While the powerful systems housed at Oak Ridge require different approaches to power and cooling, the nature of their workloads enables different approaches to infrastructure. "Because of our financial and footprint constraints, we have to be really focused on keeping things simple," said Griffin. "We don't need to keep these things on at any cost, so we don't need a Tier IV system. HPC used for research can recover from power outages. The biggest problem with the power going off is restarting stuff and hardware problems (from a hard stop)."

Operational Focus on Reliability

Even though Oak Ridge may not have the same uptime requirements as a major bank or stock exchange, reliability still matters. At a recent meeting of the Tennessee chapter of AFCOM, Griffin and Scott Milliken, Computer Facility Manager at Oak Ridge, discussed some of the operational strategies the lab employs to maintain high reliability.

The ORNL team works to rigorously commission, test, inspect and maintain electrical and mechanical equipment. That includes infrared and acoustical scans of electrical and mechanical rooms, power testing using load banks, simulations of power losses, predictive and preventive maintenance, and maintaining an inventory of spare parts on-site for critical components.
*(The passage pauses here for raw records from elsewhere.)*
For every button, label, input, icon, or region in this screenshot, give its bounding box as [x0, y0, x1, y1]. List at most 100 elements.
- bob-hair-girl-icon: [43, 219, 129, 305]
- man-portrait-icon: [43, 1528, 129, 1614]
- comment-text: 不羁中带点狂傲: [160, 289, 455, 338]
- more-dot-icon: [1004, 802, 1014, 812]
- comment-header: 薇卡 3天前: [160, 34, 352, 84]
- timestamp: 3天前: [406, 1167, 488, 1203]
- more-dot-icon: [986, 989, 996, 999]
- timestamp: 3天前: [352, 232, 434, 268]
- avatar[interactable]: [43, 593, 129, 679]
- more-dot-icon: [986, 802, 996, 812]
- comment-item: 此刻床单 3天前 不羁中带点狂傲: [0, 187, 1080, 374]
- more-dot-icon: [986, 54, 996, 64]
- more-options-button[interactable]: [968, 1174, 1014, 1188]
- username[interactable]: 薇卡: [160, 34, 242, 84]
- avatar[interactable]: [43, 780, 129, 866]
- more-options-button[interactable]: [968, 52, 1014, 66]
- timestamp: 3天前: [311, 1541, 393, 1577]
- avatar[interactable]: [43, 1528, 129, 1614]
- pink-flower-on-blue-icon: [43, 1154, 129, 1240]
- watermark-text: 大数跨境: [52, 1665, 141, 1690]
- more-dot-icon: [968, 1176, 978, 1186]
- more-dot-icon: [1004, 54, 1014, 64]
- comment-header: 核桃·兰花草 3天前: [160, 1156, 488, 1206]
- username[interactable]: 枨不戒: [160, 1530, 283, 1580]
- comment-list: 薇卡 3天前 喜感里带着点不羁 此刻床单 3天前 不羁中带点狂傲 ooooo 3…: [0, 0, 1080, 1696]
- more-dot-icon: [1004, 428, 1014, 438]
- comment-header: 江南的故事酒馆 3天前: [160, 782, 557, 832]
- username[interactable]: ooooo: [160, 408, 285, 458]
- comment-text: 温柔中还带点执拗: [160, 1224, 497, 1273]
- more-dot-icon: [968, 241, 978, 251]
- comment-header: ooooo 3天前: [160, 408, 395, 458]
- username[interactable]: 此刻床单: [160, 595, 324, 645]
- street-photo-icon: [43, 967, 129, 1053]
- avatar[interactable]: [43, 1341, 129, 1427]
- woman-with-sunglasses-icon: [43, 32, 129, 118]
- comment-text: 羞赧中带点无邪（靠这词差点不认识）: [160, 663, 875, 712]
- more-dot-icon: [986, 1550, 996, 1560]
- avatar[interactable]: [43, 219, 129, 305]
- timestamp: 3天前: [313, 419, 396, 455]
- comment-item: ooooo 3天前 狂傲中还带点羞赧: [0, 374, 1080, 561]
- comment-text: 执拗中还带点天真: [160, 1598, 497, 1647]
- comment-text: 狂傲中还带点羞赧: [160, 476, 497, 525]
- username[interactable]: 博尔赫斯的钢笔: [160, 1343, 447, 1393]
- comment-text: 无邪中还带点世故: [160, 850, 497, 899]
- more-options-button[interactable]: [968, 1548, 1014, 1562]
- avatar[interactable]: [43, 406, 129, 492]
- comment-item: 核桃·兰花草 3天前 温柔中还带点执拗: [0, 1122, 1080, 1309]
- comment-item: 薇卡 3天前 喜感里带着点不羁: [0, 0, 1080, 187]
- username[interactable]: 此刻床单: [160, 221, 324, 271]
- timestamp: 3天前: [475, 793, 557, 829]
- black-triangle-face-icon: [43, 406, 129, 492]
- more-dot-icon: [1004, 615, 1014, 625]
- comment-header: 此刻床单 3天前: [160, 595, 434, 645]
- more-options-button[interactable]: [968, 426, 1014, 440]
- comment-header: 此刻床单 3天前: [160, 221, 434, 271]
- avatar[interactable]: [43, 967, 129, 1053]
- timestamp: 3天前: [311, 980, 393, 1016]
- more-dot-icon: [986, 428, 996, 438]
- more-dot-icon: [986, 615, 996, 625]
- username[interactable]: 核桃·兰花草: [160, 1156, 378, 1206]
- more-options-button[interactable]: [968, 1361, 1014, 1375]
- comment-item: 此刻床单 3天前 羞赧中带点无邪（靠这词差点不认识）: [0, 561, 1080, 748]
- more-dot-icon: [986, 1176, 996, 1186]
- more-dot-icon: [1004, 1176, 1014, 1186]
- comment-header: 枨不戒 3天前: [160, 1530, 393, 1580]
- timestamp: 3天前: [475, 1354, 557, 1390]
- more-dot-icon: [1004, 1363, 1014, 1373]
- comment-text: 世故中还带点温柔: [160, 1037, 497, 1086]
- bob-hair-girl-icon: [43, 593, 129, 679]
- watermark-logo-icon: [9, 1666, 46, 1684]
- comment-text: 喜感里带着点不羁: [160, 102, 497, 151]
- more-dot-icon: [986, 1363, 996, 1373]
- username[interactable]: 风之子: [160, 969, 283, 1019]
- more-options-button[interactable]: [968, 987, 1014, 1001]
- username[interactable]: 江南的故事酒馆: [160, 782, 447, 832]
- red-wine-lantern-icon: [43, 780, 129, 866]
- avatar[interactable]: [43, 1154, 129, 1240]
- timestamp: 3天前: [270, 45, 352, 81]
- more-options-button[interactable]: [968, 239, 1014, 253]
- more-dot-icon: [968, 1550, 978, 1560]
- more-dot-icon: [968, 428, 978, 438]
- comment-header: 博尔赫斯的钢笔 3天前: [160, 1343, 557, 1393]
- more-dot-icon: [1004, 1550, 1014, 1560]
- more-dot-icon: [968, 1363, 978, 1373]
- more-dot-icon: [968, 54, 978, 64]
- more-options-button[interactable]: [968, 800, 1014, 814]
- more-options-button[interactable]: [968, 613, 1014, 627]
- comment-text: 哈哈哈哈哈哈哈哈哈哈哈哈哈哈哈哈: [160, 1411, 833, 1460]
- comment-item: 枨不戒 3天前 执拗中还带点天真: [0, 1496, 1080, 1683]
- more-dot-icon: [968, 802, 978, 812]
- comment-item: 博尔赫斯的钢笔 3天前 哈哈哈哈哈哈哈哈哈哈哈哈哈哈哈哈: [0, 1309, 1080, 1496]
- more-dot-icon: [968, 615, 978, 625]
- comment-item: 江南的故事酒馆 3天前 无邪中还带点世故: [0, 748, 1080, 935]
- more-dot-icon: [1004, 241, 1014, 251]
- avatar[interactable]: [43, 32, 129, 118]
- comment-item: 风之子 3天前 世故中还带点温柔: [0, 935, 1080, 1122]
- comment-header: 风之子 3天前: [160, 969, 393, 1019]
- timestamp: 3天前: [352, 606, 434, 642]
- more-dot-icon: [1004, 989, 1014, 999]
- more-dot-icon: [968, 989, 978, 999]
Griffin said Oak Ridge also has detailed power quality monitoring to guard against equipment challenges related to "dirty power,” and specs equipment to be able to ride through a range of  power quality events in the electrical system. “Nowadays, power supplies can handle a lot of things on power quality events,” said Griffin.

On the user side, no single computing job can run more than 24 hours, so any loss of data from a power outage would be limited.

Focusing Redundancy on Most Critical Systems

The Oak Ridge data center focuses its redundant infrastructure on key systems that manage a graceful shutdown of power and a quick restart of cooling systems. A 1,000 kVA uninterruptible power supply (UPS) system backs up the disk storage systems and some chillers, allowing the lab to maintain cooling in critical areas of the facility. ORNL also has worked with vendors on a quick-start system on its chillers, which allows it to produce chilled water within five minutes of a restart - a key consideration when seeking to limit the time period in which cabinets go without cooling.

On the efficiency front, the lab has implemented cold aisle containment in its storage gear and some areas of the supercomputing installations.  It will also raise the temperature in cold aisles to 65 degrees - still chilly by most standards, but up from the original 55  degrees.

The lab is currently nearing completion on an additional 20,000 square foot data hall which will be dedicated to its enterprise computing needs. As Oak Ridge's in-house workloads are migrated to the new space, it will free up more space for future supercomputers.

"We envision two systems beyond Titan to achieve exascale performance by about 2018," wrote Jeff Nichols, Associate Laboratory Director for Computing and Computational Sciences. "The first will be an order of magnitude more powerful than Titan, in the range of 200 petaflops. This system will be an exascale prototype, incorporating many of the hardware approaches that will be incorporated at the exascale. We hope to scale this solution up to the exascale."